Selon le boss de l’OL, la situation est catastrophique. L’arrêt de la saison en France, la rupture des contrats droits TV et le ralentissement global de l’économie ont mis le football français dans la panade. Même si le championnat a repris et qu’un nouveau diffuseur, Médiapro, s’est positionné, les caisses resteraient misérablement vides. Il faut prendre des décisions, et vite, avant que tout l’édifice ne s’effondre !

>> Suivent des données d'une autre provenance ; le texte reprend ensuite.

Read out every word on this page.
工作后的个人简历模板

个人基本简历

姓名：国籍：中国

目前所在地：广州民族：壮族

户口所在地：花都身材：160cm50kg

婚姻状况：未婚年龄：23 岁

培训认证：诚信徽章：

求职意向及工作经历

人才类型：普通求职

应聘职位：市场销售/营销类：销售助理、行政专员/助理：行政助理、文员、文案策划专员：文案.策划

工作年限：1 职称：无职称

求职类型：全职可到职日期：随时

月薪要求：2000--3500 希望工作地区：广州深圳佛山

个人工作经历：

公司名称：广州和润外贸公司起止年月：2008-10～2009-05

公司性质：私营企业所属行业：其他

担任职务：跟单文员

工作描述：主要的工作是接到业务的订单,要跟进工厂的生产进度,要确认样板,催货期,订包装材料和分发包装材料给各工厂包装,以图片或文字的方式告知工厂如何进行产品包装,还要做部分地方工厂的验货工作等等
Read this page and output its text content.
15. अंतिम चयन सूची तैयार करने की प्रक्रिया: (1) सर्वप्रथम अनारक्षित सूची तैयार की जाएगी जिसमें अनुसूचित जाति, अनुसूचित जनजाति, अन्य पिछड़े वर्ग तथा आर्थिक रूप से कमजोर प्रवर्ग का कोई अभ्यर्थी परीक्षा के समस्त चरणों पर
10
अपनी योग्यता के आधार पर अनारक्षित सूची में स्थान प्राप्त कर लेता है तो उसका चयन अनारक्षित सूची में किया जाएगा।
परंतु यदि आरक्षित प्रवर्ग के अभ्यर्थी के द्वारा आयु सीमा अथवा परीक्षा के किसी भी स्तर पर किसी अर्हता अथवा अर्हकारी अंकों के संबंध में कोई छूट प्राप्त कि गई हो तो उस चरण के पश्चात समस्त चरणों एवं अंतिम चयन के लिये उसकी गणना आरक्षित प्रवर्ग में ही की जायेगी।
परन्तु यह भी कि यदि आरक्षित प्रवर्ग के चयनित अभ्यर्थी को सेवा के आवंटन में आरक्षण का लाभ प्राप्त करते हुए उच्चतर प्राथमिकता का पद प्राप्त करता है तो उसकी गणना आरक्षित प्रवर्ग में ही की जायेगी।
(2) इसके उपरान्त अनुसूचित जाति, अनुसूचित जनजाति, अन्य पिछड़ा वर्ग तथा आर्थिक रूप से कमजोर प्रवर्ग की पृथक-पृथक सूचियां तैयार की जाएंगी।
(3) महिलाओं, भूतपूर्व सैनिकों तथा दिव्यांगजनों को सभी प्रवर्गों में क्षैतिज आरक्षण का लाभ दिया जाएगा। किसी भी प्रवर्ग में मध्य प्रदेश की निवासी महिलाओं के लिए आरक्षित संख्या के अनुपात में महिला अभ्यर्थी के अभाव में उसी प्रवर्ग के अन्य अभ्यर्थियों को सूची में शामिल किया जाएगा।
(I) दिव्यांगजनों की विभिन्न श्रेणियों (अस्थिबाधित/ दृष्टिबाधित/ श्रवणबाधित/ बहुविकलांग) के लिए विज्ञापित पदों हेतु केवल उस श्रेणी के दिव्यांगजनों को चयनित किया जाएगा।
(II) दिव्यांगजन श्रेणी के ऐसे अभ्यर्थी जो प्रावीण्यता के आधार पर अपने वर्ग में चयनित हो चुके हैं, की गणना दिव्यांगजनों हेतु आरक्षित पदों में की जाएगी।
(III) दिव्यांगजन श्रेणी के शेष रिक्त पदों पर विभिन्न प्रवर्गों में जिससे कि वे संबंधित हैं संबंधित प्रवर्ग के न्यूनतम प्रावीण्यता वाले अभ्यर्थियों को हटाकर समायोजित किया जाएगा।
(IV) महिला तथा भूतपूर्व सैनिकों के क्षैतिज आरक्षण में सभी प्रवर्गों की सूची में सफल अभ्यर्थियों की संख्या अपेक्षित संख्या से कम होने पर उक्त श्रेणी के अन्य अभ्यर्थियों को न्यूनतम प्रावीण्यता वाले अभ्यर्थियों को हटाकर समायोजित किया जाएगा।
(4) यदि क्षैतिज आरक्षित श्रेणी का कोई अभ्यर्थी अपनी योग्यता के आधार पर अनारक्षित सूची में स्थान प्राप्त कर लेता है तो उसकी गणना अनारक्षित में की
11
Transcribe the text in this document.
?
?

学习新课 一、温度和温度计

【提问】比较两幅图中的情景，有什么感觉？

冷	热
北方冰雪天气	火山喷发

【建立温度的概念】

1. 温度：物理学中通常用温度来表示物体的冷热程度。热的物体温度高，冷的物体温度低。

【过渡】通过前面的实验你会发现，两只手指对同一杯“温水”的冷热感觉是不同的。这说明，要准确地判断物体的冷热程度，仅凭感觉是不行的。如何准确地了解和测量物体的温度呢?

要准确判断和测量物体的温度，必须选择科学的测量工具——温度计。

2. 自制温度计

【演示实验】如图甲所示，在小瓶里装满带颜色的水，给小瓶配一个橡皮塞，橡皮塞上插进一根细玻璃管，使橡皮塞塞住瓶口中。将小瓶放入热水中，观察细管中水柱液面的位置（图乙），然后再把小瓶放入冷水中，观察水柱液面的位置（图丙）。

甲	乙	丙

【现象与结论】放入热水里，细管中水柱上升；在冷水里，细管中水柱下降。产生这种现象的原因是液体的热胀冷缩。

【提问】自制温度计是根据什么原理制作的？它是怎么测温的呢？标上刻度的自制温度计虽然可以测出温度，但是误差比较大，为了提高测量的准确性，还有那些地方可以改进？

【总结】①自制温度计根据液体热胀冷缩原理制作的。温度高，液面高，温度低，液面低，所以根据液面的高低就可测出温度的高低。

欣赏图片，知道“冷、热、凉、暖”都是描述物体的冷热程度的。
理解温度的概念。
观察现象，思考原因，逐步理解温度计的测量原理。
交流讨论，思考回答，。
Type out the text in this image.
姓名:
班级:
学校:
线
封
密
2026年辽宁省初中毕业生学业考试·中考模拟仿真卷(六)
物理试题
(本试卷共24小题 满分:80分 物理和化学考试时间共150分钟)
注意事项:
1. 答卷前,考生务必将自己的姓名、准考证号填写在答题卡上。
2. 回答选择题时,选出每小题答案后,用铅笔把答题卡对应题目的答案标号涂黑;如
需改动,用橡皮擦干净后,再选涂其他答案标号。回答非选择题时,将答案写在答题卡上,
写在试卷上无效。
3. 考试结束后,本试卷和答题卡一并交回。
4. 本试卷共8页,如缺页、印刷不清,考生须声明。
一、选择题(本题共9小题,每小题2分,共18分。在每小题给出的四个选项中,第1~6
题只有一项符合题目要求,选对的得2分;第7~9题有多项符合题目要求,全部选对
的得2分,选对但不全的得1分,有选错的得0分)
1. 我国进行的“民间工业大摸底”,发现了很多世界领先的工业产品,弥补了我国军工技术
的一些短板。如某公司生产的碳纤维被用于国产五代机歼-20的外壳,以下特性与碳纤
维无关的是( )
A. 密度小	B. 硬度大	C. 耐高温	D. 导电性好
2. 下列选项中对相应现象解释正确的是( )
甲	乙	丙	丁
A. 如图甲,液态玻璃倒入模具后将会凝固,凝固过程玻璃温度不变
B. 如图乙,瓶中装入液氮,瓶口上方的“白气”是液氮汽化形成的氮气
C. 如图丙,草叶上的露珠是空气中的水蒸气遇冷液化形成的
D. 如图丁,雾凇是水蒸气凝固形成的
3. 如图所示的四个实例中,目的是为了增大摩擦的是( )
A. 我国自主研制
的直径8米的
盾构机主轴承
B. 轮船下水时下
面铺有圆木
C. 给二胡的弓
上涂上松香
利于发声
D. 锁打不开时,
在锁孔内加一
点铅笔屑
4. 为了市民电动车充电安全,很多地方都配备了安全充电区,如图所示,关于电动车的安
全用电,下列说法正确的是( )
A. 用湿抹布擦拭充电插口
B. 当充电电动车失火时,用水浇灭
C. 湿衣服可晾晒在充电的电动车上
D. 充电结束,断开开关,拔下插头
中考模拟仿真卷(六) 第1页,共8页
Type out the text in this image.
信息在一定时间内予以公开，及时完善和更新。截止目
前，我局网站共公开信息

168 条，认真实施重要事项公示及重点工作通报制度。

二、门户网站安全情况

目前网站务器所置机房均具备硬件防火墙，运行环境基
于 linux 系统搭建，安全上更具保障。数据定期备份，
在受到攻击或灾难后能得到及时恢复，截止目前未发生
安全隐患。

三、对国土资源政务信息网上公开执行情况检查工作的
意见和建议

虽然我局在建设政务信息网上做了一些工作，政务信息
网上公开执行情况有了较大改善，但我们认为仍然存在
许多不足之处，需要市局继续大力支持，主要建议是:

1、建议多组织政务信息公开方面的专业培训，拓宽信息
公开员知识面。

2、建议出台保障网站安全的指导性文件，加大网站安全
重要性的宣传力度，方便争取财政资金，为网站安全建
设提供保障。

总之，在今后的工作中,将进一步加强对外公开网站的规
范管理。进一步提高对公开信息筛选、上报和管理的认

3,6 milliards d’euros de pertes pour tout le football européen
D’accord, mais à y regarder de plus près, on ne peut que nuancer les propos alarmistes du président de l’OL. Tout d’abord, l’étude qu’il cite, celle de l’ECA, fait état d’une perte globale de 3,6 milliards d’euros étalées sur 2 saisons, 2019-2020 et 2020-2021. Elle ne concerne pas seulement la France, mais bien les dix principaux championnats européens, dont la Premier League, la Liga ou la Serie A. Bien qu’il faille pondérer le calcul et y ajouter des variables différentielles, des paramètres précis, cela ne ferait, en chiffre absolu, qu’une perte de 360 millions d’euros par ligue. Et sur deux ans. Pour la seule année 2019-2020, l’ECA estime les pertes à 1,5 milliard d’euros, soit 150 millions d’euros par Ligue, sans pondération de la moyenne.
Un chiffre proche de celui qu’avait dévoilé la DNCG, il y a quelques semaines, évaluant les pertes du football français professionnel à 291 millions d’euros. Tout comme l’UNFP, le syndicat des joueurs, qui avait chiffré le coût de l’épidémie à 333 millions d’euros. Des calculs très éloignées de ceux du président Aulas, qui parlait d’un milliard d’euros pour la France, ou du syndicat des clubs Première Ligue, à plus de 600 millions d’euros. C’est la bataille des chiffres, mais il semblerait que, sur ce point, la réalité soit moins cauchemardesque que certaines estimations. Il est indéniable que l’économie du foot a souffert et continuera de souffrir tant que le risque sanitaire se maintiendra en Europe. Les conséquences des pertes économiques sur la saison 2019-2020 se poursuivront et s’étaleront (par des effets indirects et induits), et les effets directs, comme les matchs à huis clos ou en semi-huis clos, se maintiendront.
L’État a déjà aidé le sport professionnel à hauteur de 2,8 milliards d’euros
Alors oui, il faut aider ce secteur qui, en France, pèse plus de 2 milliards d’euros de chiffre d’affaires et crée 36 000 emplois. Sauf que depuis le début du confinement, des mesures ont été prises qui, au total, ont représenté un investissement de 2,8 milliards d’euros de l’État et du ministère des Sports. On pense notamment aux prêts garantis d’État octroyés aux clubs, à un taux de 0% – Lyon en a d’ailleurs été l’un des bénéficiaires –, aux mesures de chômage partiel et aux exonérations de charges patronales. Certes, les prêts ne sont pas des dons et devront être remboursés à partir de 2021, il faudra intégrer cette nouvelle ligne de dette au passif comptable des clubs. Certes, le chômage partiel était plafonné à 4,5 SMIC et n’a représenté qu’une aide minime pour les clubs, qui versent des rémunérations souvent supérieures au plafond de 5 400 euros par mois. Et certes, l’exonération de charges patronales a été plafonnée à 800 000 euros, très loin des montants payés par Lyon, près de 28,6 millions d’euros en 2019.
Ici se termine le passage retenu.